Scott Alexander paints a picture of this infinite regress in his short story, In the Balance:
Just as you think you have figured all this out, there will appear a vision of MLOXO7W, Demon-Kaiser of the Domain of Meta-Balance, who appears as a face twisted into a Moebius strip. It will tell you that sometimes it is right to seek balance, and other times right to seek excess, and that a life well-lived consists of excess when excess is needed, and balance when balance is needed….It will ask you to devote the Artifact and its power to balancing balance and imbalance, balancedly.
We can’t give up entirely on maximization. Maximization is the basic ordering principle of humanity: give someone an incentive, and watch them go. We like having straightforward, measurable goals.
So how can we avoid the danger?
The key is to accept and embrace the variable-maximizers, but lots of them, and with strong safeguards in place so we don’t get completely lost.

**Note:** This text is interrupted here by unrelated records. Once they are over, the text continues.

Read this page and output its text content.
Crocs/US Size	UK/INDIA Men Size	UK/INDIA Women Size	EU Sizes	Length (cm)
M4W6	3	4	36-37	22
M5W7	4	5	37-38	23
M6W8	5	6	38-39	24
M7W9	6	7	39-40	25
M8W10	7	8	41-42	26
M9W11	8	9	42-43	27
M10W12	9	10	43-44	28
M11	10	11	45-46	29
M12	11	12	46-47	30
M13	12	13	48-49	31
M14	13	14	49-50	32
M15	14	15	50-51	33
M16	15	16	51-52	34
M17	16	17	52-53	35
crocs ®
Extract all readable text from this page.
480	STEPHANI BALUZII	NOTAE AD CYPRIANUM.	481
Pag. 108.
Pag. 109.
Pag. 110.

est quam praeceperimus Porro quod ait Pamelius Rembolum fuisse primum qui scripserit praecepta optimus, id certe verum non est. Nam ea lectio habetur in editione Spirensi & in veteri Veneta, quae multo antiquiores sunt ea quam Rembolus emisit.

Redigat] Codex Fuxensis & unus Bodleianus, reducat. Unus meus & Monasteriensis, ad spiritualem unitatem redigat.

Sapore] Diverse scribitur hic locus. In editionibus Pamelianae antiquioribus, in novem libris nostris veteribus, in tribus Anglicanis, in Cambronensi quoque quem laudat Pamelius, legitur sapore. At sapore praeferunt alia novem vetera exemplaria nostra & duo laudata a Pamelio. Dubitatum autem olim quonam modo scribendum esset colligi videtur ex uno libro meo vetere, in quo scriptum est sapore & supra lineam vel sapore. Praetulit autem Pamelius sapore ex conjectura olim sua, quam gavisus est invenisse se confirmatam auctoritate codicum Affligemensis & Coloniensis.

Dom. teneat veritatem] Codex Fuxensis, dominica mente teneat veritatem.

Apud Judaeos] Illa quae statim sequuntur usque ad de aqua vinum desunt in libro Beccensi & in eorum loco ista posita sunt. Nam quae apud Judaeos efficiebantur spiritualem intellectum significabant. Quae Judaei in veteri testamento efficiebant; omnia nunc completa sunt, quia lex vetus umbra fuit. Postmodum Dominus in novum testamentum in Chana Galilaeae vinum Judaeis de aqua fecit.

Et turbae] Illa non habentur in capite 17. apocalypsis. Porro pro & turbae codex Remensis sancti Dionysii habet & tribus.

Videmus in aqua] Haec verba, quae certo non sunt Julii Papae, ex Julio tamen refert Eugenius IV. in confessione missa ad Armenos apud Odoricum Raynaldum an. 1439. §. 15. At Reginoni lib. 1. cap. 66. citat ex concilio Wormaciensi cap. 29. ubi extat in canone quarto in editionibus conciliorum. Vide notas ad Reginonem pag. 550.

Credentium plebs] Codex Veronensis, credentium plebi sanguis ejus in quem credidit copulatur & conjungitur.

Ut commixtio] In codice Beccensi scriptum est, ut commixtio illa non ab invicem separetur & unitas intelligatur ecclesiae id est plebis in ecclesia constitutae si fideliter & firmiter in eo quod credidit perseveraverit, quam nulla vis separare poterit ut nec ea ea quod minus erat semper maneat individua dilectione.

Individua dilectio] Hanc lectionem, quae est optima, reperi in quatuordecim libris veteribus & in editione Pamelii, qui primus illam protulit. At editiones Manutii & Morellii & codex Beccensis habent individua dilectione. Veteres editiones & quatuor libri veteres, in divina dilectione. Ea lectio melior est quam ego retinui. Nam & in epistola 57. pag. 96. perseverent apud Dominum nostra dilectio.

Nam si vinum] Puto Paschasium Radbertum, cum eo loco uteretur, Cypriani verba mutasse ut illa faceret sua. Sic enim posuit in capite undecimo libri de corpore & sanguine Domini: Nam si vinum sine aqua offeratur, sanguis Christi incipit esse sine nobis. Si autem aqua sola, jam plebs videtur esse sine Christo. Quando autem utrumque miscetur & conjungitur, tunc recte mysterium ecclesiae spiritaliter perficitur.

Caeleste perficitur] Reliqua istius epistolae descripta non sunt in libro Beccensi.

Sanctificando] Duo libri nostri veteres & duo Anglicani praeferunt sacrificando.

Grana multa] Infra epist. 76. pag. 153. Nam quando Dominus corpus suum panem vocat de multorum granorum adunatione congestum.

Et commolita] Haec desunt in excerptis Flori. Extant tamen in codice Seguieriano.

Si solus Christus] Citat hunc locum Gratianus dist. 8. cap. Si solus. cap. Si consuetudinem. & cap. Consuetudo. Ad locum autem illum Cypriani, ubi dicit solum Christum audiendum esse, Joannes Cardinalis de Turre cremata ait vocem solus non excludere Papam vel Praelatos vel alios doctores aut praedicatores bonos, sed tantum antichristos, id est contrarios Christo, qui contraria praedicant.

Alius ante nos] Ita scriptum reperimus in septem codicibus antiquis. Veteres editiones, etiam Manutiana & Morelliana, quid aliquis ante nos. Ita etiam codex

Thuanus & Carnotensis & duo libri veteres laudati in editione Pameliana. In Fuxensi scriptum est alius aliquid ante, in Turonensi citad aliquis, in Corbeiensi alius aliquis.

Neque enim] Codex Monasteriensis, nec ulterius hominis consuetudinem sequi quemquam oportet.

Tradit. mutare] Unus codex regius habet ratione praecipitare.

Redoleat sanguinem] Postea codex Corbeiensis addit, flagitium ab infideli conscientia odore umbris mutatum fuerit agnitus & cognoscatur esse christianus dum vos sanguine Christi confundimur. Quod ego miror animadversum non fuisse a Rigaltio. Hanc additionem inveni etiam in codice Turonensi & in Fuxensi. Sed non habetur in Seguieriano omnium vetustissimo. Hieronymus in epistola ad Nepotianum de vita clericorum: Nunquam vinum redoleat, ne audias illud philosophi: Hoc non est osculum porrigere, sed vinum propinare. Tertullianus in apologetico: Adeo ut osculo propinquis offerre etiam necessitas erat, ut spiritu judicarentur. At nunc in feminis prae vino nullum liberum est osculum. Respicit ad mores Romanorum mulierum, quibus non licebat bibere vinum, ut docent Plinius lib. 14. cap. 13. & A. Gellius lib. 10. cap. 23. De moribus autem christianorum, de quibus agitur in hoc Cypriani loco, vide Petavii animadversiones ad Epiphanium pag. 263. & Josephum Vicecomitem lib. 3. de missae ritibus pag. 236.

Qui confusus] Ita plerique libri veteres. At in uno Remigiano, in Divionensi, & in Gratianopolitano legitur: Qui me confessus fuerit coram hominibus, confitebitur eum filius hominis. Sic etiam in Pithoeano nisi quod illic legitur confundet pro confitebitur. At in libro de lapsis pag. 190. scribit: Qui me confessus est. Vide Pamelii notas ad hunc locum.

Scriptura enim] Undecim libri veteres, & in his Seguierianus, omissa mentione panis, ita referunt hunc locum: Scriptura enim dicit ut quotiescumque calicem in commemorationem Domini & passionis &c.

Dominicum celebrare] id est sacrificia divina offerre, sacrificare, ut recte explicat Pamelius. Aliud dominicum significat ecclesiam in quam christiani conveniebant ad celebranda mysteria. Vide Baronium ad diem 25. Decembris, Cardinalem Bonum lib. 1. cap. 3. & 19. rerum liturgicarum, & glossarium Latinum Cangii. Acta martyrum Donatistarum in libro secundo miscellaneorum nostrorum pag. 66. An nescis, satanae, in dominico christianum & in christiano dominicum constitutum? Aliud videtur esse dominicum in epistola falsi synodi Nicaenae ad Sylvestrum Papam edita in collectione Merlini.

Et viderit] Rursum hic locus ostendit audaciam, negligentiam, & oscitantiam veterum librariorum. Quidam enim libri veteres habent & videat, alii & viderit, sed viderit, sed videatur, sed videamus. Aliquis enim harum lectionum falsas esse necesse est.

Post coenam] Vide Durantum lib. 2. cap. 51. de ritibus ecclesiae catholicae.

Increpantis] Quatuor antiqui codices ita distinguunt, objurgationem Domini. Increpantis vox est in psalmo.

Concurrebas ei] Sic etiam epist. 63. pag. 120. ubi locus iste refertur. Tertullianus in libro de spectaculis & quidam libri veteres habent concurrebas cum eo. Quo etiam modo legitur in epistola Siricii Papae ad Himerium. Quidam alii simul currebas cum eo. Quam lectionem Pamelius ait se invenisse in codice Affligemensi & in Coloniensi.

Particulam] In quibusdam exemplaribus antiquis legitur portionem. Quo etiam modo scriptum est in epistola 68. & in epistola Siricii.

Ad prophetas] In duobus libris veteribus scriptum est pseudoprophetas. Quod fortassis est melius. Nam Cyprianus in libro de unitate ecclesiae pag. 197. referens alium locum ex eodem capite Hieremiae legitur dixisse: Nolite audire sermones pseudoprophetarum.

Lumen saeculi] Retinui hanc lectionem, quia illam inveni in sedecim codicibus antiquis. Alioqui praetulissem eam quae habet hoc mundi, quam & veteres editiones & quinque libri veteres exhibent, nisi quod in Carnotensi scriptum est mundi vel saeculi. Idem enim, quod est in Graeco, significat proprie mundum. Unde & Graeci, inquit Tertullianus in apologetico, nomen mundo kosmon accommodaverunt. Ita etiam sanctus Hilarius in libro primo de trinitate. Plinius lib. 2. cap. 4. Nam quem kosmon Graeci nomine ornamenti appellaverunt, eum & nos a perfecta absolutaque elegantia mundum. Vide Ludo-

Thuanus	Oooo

At a personal level, this can mean surrounding yourself with people and media that contradict your worldview. It can mean using therapy, meditation, and introspection to periodically “zoom out” and reorient. It can mean deliberately holding contradictory beliefs and living with the dissonance that creates.
At an institutional level, it means embracing conflict as creative tension. The most productive organizations I’ve seen give clear but conflicting incentives to each sub-organization: Sales is focused on short-term revenue; Product on creating long-term value; Engineering on delivering a reliable service. Each sub-organization can move obsessively towards its goal, while the CEO moderates the inevitable conflict that arises within the executive team.
The downside is that the executive—or, at an individual level, the you that comes out in moments of deep introspection—perpetually lives in a world of tension and uncertainty. The executive is in a constant state of turmoil, trying to keep any one goal from dominating to the point of excess.
With variable-maximizers around, there’s always a risk of getting lost. But with enough competition and the right safeguards in place, we can at least keep ourselves from drifting off to infinity.
Hopefully we’ll get to keep the iron in our blood too.